Ingredients
The following ingredients have 3 Servings
- 16 Ounce Dried Linguini
- Reserved Pasta Water
- 4 Ounces Swiss Cheese (Shredded)
- 4 Ounces Fontina Cheese (Shredded)
- 4 Ounces Gorgonzola Cheese (Crumbled)
- 1 Cup Parmigiano-Reggiano Cheese (Shredded)
- 2 Tablespoons All-Purpose Flour
- 2 Cups Heavy Cream
- 1 Cup Milk
- Heavy Pinch Nutmeg
- 1/2 Teaspoon Black Pepper
- 8 Ounces Prosciutto (Thinly Sliced and Chopped)

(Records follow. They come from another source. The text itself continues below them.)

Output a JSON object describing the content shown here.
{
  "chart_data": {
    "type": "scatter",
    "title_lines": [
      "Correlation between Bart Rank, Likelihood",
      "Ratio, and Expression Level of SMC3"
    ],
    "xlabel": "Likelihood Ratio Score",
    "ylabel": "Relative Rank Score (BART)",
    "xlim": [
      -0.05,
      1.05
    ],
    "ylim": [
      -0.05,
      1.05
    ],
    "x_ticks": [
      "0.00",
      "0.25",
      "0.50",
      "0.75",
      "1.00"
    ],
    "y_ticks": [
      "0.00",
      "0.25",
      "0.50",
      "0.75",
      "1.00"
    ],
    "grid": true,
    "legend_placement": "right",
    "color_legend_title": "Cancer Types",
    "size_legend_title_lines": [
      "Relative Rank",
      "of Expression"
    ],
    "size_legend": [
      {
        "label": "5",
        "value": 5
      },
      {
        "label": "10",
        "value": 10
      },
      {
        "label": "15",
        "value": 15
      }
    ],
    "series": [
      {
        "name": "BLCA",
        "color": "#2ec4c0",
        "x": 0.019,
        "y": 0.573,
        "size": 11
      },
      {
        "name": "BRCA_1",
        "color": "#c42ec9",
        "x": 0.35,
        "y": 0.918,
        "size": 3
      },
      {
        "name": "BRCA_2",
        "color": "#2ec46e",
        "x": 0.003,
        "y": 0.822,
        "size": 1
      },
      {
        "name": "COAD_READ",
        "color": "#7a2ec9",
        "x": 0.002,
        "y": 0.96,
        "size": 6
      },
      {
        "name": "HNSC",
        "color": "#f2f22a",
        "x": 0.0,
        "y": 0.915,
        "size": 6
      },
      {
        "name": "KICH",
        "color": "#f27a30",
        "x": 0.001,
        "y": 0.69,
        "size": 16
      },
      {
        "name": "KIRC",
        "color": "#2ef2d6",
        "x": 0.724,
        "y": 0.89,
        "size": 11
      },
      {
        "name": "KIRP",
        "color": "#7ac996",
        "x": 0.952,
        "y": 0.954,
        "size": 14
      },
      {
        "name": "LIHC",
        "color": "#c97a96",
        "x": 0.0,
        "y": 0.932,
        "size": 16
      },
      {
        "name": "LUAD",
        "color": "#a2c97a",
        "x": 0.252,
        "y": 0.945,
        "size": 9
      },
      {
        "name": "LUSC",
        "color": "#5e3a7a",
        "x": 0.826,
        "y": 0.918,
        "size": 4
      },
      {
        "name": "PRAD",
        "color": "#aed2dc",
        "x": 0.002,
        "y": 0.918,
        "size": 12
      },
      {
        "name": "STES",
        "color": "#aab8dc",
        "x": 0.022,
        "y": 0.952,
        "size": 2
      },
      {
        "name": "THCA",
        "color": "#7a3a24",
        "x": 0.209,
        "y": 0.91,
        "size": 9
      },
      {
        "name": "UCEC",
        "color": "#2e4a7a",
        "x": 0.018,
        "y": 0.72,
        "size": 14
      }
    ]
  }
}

- 1 Tablespoon Fresh Rosemary (Chopped)
Instruction
- 1. Cook the pasta according to package directions. Before draining pasta, scoop out about 1 cup of pasta water and reserve.
- 2. In a large saucepan, add all the cheeses and toss with the flour to evenly coat. Add the cream, milk, nutmeg, pepper and Prosciutto. Cook over medium-low heat, stirring frequently bringing mixture to a boil.
- 3. Add the well drained pasta to the sauce in the saucepan and toss to coat. Thin as needed with pasta water. Sprinkle with rosemary and serve immediately.